Anthony Bennett was the number one overall pick in the 2013 NBA Draft. You could make the argument that he’s been the worst No. 1 draft pick in the history of the NBA. It is pretty tough to top Greg Oden and Kwame Brown, but Bennett is in the process of earning this dubious distinction.
Since getting drafted, Bennett has played for the Cleveland Cavaliers, Minnesota Timberwolves, and Toronto Raptors. At the end of February, the Raps waived Bennett so they could sign Jason Thompson. Since Bennett is only 22 years old, he certainly has time to get back on the right track. However, Bennett must fix his game sooner rather than later.

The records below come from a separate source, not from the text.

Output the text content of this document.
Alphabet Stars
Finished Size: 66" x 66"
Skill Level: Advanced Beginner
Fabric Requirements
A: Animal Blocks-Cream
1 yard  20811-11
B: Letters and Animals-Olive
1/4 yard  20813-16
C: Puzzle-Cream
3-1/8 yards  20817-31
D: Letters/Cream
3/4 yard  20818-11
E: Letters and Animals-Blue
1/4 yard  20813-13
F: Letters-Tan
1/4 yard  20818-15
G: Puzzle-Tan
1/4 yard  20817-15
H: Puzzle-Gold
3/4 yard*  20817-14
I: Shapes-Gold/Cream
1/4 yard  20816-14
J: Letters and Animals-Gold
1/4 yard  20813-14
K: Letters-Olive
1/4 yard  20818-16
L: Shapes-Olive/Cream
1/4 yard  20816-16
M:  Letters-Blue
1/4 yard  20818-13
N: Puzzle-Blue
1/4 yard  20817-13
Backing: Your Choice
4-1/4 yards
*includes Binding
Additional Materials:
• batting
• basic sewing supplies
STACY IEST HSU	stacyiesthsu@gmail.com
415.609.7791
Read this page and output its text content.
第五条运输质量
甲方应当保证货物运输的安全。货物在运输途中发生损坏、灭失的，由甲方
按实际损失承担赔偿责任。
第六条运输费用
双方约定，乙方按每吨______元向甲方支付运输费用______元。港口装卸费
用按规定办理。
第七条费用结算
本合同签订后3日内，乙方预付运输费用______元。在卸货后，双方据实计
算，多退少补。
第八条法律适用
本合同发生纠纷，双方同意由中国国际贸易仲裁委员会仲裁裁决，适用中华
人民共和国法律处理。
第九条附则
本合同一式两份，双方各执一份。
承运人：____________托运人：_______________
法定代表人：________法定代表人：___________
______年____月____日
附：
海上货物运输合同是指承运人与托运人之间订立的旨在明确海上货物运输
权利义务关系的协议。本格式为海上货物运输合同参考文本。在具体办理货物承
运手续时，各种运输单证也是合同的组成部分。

Before the 2013 NBA Draft, not many people were talking about the center from UNLV. Instead, the talk of the draft focused on Nerlens Noel, Trey Burke, Kelly Olynyk, Victor Oladipo, Cody Zeller, and Otto Porter Jr. In what turned out to be a relatively weak draft, Bennett’s rise to the top of the draft board came as a thunderbolt out of the blue. Everyone thought Nerlens Noel was going to be the first overall pick, but the big man fell to the sixth spot, then got traded from New Orleans to Philadelphia, where he still remains. I was shocked when I heard Anthony Bennett’s name called for the first overall pick, but then I kind of thought what everyone else was thinking–the Cavs probably saw some insane under-the-radar star in Bennett; everything was going to work out just fine for him… and the team.
He’s had absolutely no success in the NBA, and now at 22, Bennett is unemployed. The Toronto Raptors seemed to be the best place for him, given that he preceded Andrew Wiggins by one year as the first Canadian-born player to be drafted first overall. Going to Toronto should’ve helped clear Bennett’s head, and it should have helped him get on the right side of the NBA coin. So many talented young men can’t figure out how to survive in this league; Toronto could have been the site of Bennett’s restoration, but he didn’t play very well in Canada. The improbable became all too real: Bennett found himself becoming the first number one overall draft pick to play in the NBA D-League.
Where should he go from here? Bennett’s road will be long, the journey arduous. Odds are he will end up going overseas or being a bench warmer with a nonexistent role on a solid NBA team. What needs, though, is to go to a young rebuilding team, like the Philadelphia 76ers. There he will get a real opportunity to log substantial minutes. Then he needs to become the baller a lot of draft experts thought he’d be.
What might need to change, at least at the start: Bennett might not want to think he has to do everything on the court. If he can start by making himself into a rebounder and defender — someone who can add value to a team strictly by dint of his work ethic, he can carve out a place for himself in the league. That’s the starting point. Then the offensive skill set can come along in due time, and he can ripen into the player the Cavs hoped he’d become.
If he gets the opportunity to play on an NBA roster, he needs to produce in the realms of rebounding and defense to continue receiving those minutes. Then, he can bring along his offense — the rest of the story will write itself. Simply because he was the first draft pick in his class, he may get future opportunities other guys may not.
Anthony Bennett’s career isn’t over. Not yet.
In the next few years, a young man must start over and rebuild an NBA identity which has been shaken to its foundations.